The drug could be the first success after a series of failures from drugmakers including Procter & Gamble Co. and Pfizer. The New York-based maker of Viagra abandoned efforts to adapt its pill for women in 2004 and closed sex-health research at the end of last year.

The world’s largest closely held pharmaceutical company, Boehringer needs new drugs because it faces the loss of 1 billion euros ($1.5 billion) in annual revenue when two older medicines, Mirapex for Parkinson’s disease and Flomax to treat enlarged prostate, lose patent protection next year.

5 thoughts on “New Drug Makes Women Crave Sex And Boosts Their Enjoyment Of It

  1. Marjie Killeen

    Fascinating article. And although the side effects of dopamine are weird and scary, I still want to know – where do you get the sex drug?

  2. Todd Essig

    I haven’t been able to find the full article online, so I can’t see all the details, but based on the published abstract there is something really (REALLY) interesting. The difference for both reported desire and number of satisfying sexual experiences when you compare a placebo to the initial situation looks like a BIGGER difference than when you compare the placebo to flibanserin. In other words, both hope that change will happen and an active neurochemical can both work to improve a woman’s sex life (and presumably their partners as well) … just one a little better than the other!

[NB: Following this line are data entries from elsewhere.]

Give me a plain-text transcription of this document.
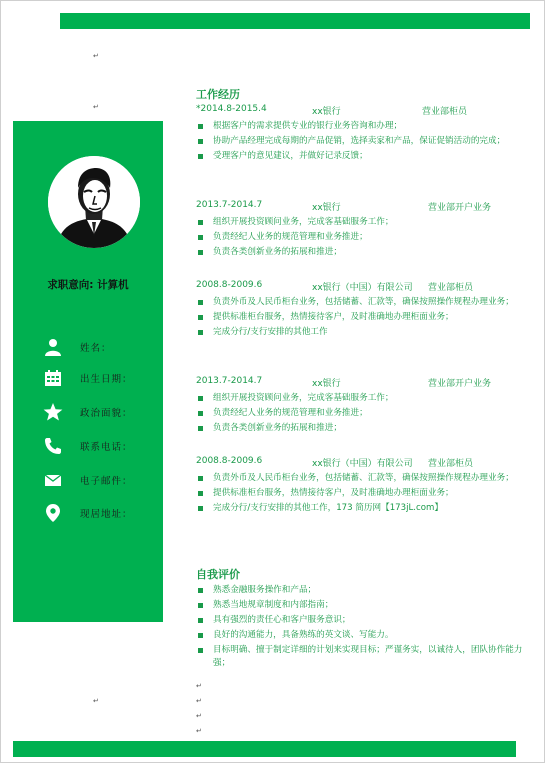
↵
↵
↵
求职意向: 计算机
姓名：
出生日期：
政治面貌：
联系电话：
电子邮件：
现居地址：
工作经历
*2014.8-2015.4	xx银行	营业部柜员
根据客户的需求提供专业的银行业务咨询和办理；
协助产品经理完成每期的产品促销，选择卖家和产品，保证促销活动的完成；
受理客户的意见建议，并做好记录反馈；
2013.7-2014.7	xx银行	营业部开户业务
组织开展投资顾问业务，完成客基础服务工作；
负责经纪人业务的规范管理和业务推进；
负责各类创新业务的拓展和推进；
2008.8-2009.6	xx银行（中国）有限公司 营业部柜员
负责外币及人民币柜台业务，包括储蓄、汇款等，确保按照操作规程办理业务；
提供标准柜台服务，热情接待客户，及时准确地办理柜面业务；
完成分行/支行安排的其他工作
2013.7-2014.7	xx银行	营业部开户业务
组织开展投资顾问业务，完成客基础服务工作；
负责经纪人业务的规范管理和业务推进；
负责各类创新业务的拓展和推进；
2008.8-2009.6	xx银行（中国）有限公司 营业部柜员
负责外币及人民币柜台业务，包括储蓄、汇款等，确保按照操作规程办理业务；
提供标准柜台服务，热情接待客户，及时准确地办理柜面业务；
完成分行/支行安排的其他工作，173 简历网【173jL.com】
自我评价
熟悉金融服务操作和产品；
熟悉当地规章制度和内部指南；
具有强烈的责任心和客户服务意识；
良好的沟通能力，具备熟练的英文谈、写能力。
目标明确、擅于制定详细的计划来实现目标；严谨务实，以诚待人，团队协作能力强；
↵
↵
↵
↵
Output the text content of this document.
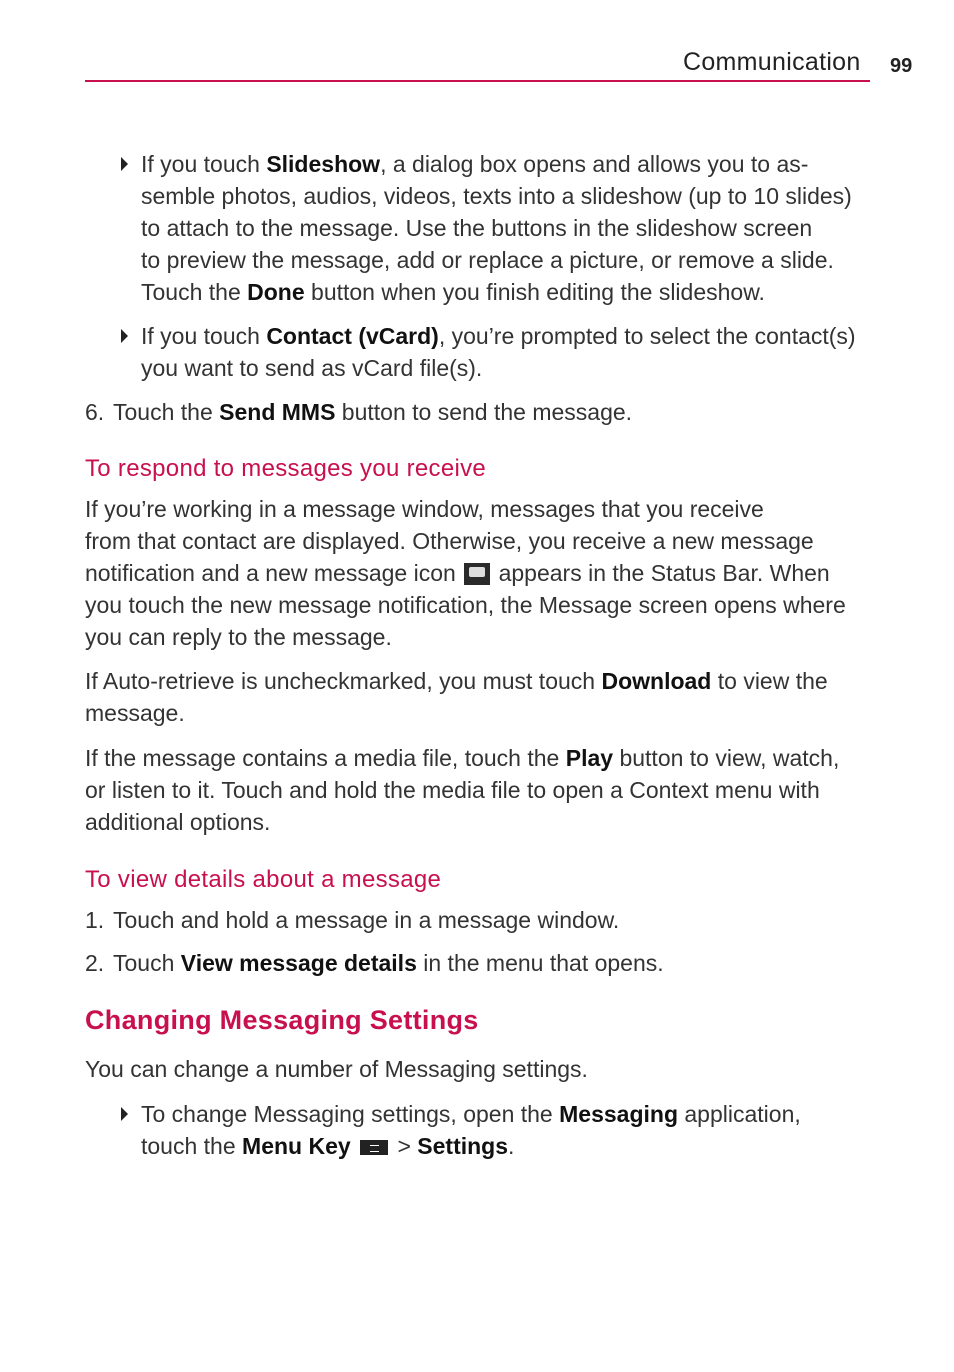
Communication 99
If you touch Slideshow, a dialog box opens and allows you to as-
semble photos, audios, videos, texts into a slideshow (up to 10 slides)
to attach to the message. Use the buttons in the slideshow screen
to preview the message, add or replace a picture, or remove a slide.
Touch the Done button when you finish editing the slideshow.
If you touch Contact (vCard), you’re prompted to select the contact(s)
you want to send as vCard file(s).
6. Touch the Send MMS button to send the message.
To respond to messages you receive
If you’re working in a message window, messages that you receive
from that contact are displayed. Otherwise, you receive a new message
notification and a new message icon  appears in the Status Bar. When
you touch the new message notification, the Message screen opens where
you can reply to the message.
If Auto-retrieve is uncheckmarked, you must touch Download to view the
message.
If the message contains a media file, touch the Play button to view, watch,
or listen to it. Touch and hold the media file to open a Context menu with
additional options.
To view details about a message
1. Touch and hold a message in a message window.
2. Touch View message details in the menu that opens.
Changing Messaging Settings
You can change a number of Messaging settings.
To change Messaging settings, open the Messaging application,
touch the Menu Key  > Settings.
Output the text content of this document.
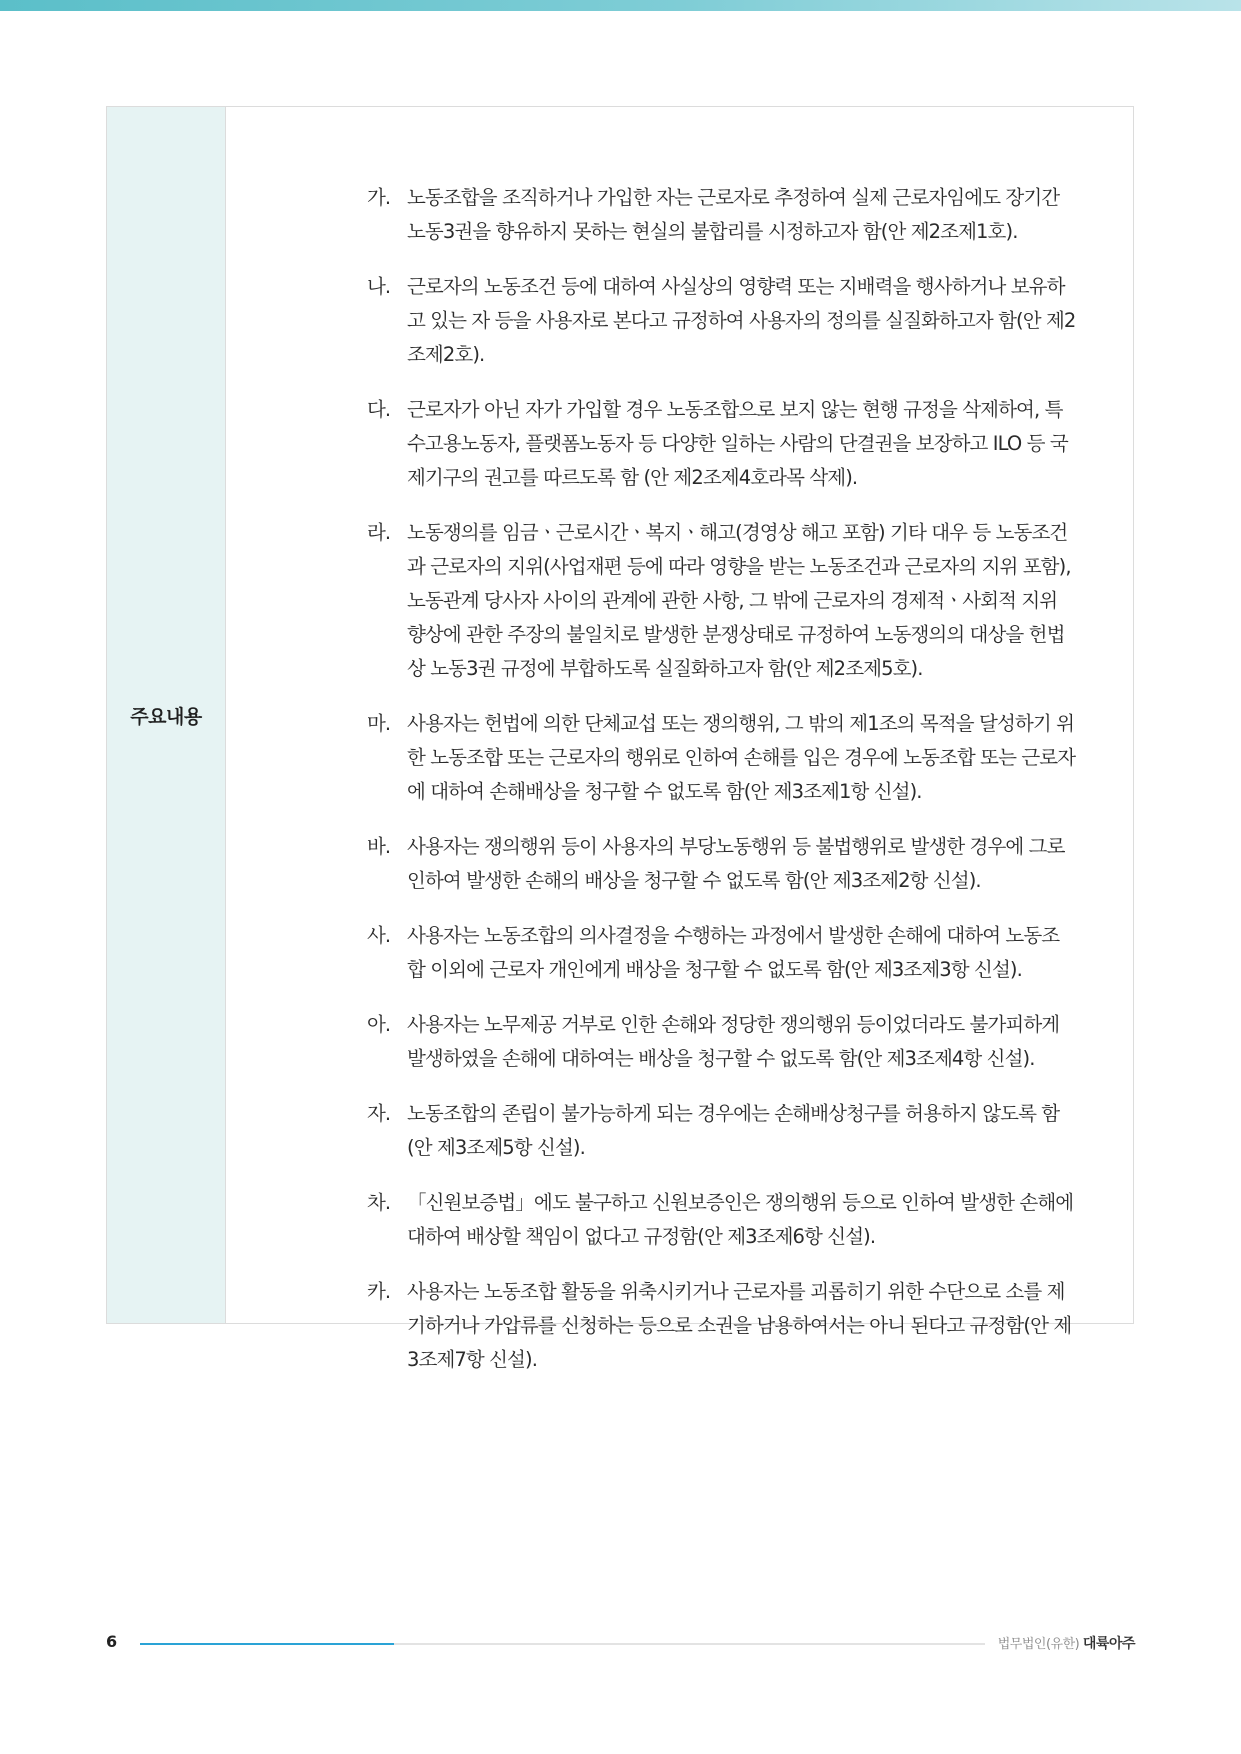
주요내용
가. 노동조합을 조직하거나 가입한 자는 근로자로 추정하여 실제 근로자임에도 장기간 노동3권을 향유하지 못하는 현실의 불합리를 시정하고자 함(안 제2조제1호).
나. 근로자의 노동조건 등에 대하여 사실상의 영향력 또는 지배력을 행사하거나 보유하고 있는 자 등을 사용자로 본다고 규정하여 사용자의 정의를 실질화하고자 함(안 제2조제2호).
다. 근로자가 아닌 자가 가입할 경우 노동조합으로 보지 않는 현행 규정을 삭제하여, 특수고용노동자, 플랫폼노동자 등 다양한 일하는 사람의 단결권을 보장하고 ILO 등 국제기구의 권고를 따르도록 함 (안 제2조제4호라목 삭제).
라. 노동쟁의를 임금ㆍ근로시간ㆍ복지ㆍ해고(경영상 해고 포함) 기타 대우 등 노동조건과 근로자의 지위(사업재편 등에 따라 영향을 받는 노동조건과 근로자의 지위 포함), 노동관계 당사자 사이의 관계에 관한 사항, 그 밖에 근로자의 경제적ㆍ사회적 지위 향상에 관한 주장의 불일치로 발생한 분쟁상태로 규정하여 노동쟁의의 대상을 헌법상 노동3권 규정에 부합하도록 실질화하고자 함(안 제2조제5호).
마. 사용자는 헌법에 의한 단체교섭 또는 쟁의행위, 그 밖의 제1조의 목적을 달성하기 위한 노동조합 또는 근로자의 행위로 인하여 손해를 입은 경우에 노동조합 또는 근로자에 대하여 손해배상을 청구할 수 없도록 함(안 제3조제1항 신설).
바. 사용자는 쟁의행위 등이 사용자의 부당노동행위 등 불법행위로 발생한 경우에 그로 인하여 발생한 손해의 배상을 청구할 수 없도록 함(안 제3조제2항 신설).
사. 사용자는 노동조합의 의사결정을 수행하는 과정에서 발생한 손해에 대하여 노동조합 이외에 근로자 개인에게 배상을 청구할 수 없도록 함(안 제3조제3항 신설).
아. 사용자는 노무제공 거부로 인한 손해와 정당한 쟁의행위 등이었더라도 불가피하게 발생하였을 손해에 대하여는 배상을 청구할 수 없도록 함(안 제3조제4항 신설).
자. 노동조합의 존립이 불가능하게 되는 경우에는 손해배상청구를 허용하지 않도록 함(안 제3조제5항 신설).
차. 「신원보증법」에도 불구하고 신원보증인은 쟁의행위 등으로 인하여 발생한 손해에 대하여 배상할 책임이 없다고 규정함(안 제3조제6항 신설).
카. 사용자는 노동조합 활동을 위축시키거나 근로자를 괴롭히기 위한 수단으로 소를 제기하거나 가압류를 신청하는 등으로 소권을 남용하여서는 아니 된다고 규정함(안 제3조제7항 신설).
6	법무법인(유한) 대륙아주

    But I’m pretty sure the power of the placebo, of simple human hope that something better is possible, will not figure prominently in this story … and how many clinicians will recommend relatively side-effect free psychological interventions that seem to work pretty well when there’s a handy pill right there.

  3. datajunkie

    Ok, so I’m a lay-person when it comes to brain chemistry, but isn’t too little serotonin what causes depression? Isn’t the release of serotonin what gives us that post-coital mood boost? So this pill basically makes the body want sex by depriving it of the chemical that keeps us on an even keel? Ugh, count me out.

  4. Fruzsina Eordogh

    This “sex pill science” strikes me as more of people (*ahem* men) being lazy and being obsessed with sex. They don’t want to take the time to figure out to relax the woman they are about to mate, and they don’t want to take the time to learn how to pleasure the woman they are mating. Why is viagra covered by insurance but not birth control pills again?

    I’m with datajunkie on the need to highlight the serotonin- depression link. What happens if you combine the effects of this sex drug with the already depression-inducing birth control pills these same women are likely taking?

  5. Caitlin Kelly

    Fruszina, I agree. I find the whole obsession with pharmaceuticals when it comes to creating or prolonging sexual desire weird. As most women know, desire is complex and satisfying it more complicated than some men want to deal with.